As he chewed his cold rations mechanically he tried not to think of his hunger. He thought about his plan, such as it was: to turn himself in to a county sheriff.
He’d found himself fleeing south. The nearest county sheriff in that direction was in Ore City. Taylor didn’t fancy his chances there – what kind of justice would he get in a rough mining camp, where Jed Garth was a big operator? The likelihood was he’d be turned over to a lynch mob. So, with pursuit barring him from the north, he’d have to keep going south and south-west until Mesilla. That was maybe a hundred miles across bad country, mountain and desert, so whether he could make it was anybody’s guess.

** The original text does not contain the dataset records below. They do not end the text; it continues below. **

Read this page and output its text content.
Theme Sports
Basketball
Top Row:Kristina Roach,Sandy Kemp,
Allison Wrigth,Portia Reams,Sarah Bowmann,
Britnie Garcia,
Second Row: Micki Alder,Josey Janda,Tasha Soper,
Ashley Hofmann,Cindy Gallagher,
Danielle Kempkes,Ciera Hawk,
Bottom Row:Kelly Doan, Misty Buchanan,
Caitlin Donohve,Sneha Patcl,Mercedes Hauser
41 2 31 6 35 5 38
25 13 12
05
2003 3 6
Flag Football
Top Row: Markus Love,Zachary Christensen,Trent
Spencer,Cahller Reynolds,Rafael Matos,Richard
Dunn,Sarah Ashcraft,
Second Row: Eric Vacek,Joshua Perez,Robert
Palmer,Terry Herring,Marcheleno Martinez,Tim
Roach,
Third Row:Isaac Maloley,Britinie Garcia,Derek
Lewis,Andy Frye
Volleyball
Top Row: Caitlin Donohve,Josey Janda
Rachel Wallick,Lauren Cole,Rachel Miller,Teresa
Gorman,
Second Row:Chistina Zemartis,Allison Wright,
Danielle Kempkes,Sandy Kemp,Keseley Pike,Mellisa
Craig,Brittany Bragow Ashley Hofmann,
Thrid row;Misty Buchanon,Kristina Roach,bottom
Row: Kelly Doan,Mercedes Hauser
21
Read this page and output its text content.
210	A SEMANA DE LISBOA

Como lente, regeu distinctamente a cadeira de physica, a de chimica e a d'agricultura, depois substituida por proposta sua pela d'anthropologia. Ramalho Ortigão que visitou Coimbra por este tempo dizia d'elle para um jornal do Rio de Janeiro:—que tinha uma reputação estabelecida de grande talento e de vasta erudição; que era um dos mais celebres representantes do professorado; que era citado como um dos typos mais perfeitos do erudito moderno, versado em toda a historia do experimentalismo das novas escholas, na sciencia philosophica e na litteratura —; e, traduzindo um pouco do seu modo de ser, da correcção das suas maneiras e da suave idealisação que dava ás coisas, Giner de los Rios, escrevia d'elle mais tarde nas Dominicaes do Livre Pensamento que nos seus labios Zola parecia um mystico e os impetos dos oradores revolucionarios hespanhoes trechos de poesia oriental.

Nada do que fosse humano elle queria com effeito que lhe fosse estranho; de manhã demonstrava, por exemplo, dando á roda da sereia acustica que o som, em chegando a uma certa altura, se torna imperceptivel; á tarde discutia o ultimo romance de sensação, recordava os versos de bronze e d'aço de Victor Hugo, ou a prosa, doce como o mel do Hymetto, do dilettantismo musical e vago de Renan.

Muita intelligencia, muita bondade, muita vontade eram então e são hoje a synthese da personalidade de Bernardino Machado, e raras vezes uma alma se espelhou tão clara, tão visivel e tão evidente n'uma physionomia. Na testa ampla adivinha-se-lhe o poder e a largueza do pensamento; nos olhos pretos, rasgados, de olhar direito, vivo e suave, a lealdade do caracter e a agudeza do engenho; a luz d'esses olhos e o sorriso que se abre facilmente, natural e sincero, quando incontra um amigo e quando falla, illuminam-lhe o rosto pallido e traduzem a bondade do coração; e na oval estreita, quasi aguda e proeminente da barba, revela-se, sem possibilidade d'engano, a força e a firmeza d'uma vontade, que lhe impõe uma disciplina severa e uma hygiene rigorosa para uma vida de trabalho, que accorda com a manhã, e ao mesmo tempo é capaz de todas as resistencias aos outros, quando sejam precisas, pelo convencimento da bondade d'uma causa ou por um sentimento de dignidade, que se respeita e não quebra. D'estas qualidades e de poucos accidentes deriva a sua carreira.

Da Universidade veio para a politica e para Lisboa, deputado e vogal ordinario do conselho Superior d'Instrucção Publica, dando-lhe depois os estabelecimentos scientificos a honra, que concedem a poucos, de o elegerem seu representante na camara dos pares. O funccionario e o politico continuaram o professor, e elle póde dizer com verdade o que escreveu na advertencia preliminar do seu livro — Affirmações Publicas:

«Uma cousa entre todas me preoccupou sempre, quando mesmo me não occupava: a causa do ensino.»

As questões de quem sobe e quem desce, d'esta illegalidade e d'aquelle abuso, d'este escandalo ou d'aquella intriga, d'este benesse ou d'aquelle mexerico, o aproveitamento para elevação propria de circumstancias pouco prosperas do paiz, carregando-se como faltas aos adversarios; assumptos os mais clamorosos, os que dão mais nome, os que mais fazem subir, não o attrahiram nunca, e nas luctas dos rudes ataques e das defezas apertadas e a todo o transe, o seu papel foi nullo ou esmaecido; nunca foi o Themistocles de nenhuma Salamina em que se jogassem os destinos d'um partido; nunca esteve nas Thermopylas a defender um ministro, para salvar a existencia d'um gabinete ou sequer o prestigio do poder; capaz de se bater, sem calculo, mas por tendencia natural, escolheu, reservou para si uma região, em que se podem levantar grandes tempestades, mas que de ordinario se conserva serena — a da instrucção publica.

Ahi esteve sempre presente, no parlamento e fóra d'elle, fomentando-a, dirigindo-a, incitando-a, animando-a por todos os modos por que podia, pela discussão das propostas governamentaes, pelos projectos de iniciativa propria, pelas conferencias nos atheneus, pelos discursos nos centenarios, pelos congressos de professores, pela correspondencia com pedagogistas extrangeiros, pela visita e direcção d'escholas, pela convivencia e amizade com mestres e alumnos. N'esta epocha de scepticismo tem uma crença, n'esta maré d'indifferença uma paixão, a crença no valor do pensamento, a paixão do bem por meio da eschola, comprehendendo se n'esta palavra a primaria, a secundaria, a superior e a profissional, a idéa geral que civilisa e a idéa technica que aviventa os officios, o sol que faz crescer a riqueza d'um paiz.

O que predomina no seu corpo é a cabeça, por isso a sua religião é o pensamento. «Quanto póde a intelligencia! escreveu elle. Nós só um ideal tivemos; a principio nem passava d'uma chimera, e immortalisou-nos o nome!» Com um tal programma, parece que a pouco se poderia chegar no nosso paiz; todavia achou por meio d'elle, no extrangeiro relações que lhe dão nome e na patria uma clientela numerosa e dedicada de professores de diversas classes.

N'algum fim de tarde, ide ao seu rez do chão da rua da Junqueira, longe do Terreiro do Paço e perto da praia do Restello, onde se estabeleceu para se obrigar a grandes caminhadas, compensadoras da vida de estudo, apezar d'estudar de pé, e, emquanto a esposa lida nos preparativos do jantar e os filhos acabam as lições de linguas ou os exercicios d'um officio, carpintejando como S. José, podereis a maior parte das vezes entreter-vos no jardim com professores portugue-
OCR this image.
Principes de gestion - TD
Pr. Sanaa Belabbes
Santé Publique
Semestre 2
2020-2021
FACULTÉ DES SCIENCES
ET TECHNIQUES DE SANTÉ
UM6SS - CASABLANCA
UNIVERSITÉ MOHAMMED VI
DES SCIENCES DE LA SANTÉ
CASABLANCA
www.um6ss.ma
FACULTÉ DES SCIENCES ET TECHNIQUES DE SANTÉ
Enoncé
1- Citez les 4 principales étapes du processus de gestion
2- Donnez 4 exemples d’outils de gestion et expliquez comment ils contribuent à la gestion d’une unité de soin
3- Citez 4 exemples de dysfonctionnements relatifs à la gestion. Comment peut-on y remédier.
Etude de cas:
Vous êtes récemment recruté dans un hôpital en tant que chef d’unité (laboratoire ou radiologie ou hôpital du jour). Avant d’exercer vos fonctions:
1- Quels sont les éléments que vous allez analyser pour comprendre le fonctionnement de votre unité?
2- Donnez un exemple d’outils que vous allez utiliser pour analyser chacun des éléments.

He realized pursuit had driven him back on his own journey, almost on to the Trail of Lost Souls. He was now pushing into the eastern edges of the Superstitions. He might only be ten miles from Devil’s Pass.
Taylor lay under his blankets. He’d sleep until dawn, then strike out for Mesilla and, with luck, a way out of this crazy business.
He dreamed bad dreams. He watched a grim parade of ghosts pass by: the four Williams brothers, Harrison father and son, Ma Kruger, Frau Veidt, Ethan Evans and others, all the people he’d led to their deaths in Devil’s Pass … last of them all Ramon Sanchez…. And Ramon Sanchez was staring at him now, as Taylor came awake.
But he couldn’t be. Ramon had been dragged to his death behind a running pony. But there he was, copper-skinned and his jet hair cut short, dressed in the white cotton pants and serape of a Mexican peasant.
Then Taylor saw Ramon’s face was aged, weather-seared and deeply lined and the long moustache that drooped over his mouth was grey at its tips. This wasn’t Ramon but another man, dressed Mexican, another man of Mexican and Indian blood, but old enough to be Ramon’s father. Behind him pink light painted the canyon walls, which told Taylor he’d overslept: it was dawn. He lifted his head and the other man moved too, lifting a Winchester carbine and training the black eye of the carbine on Taylor’s face.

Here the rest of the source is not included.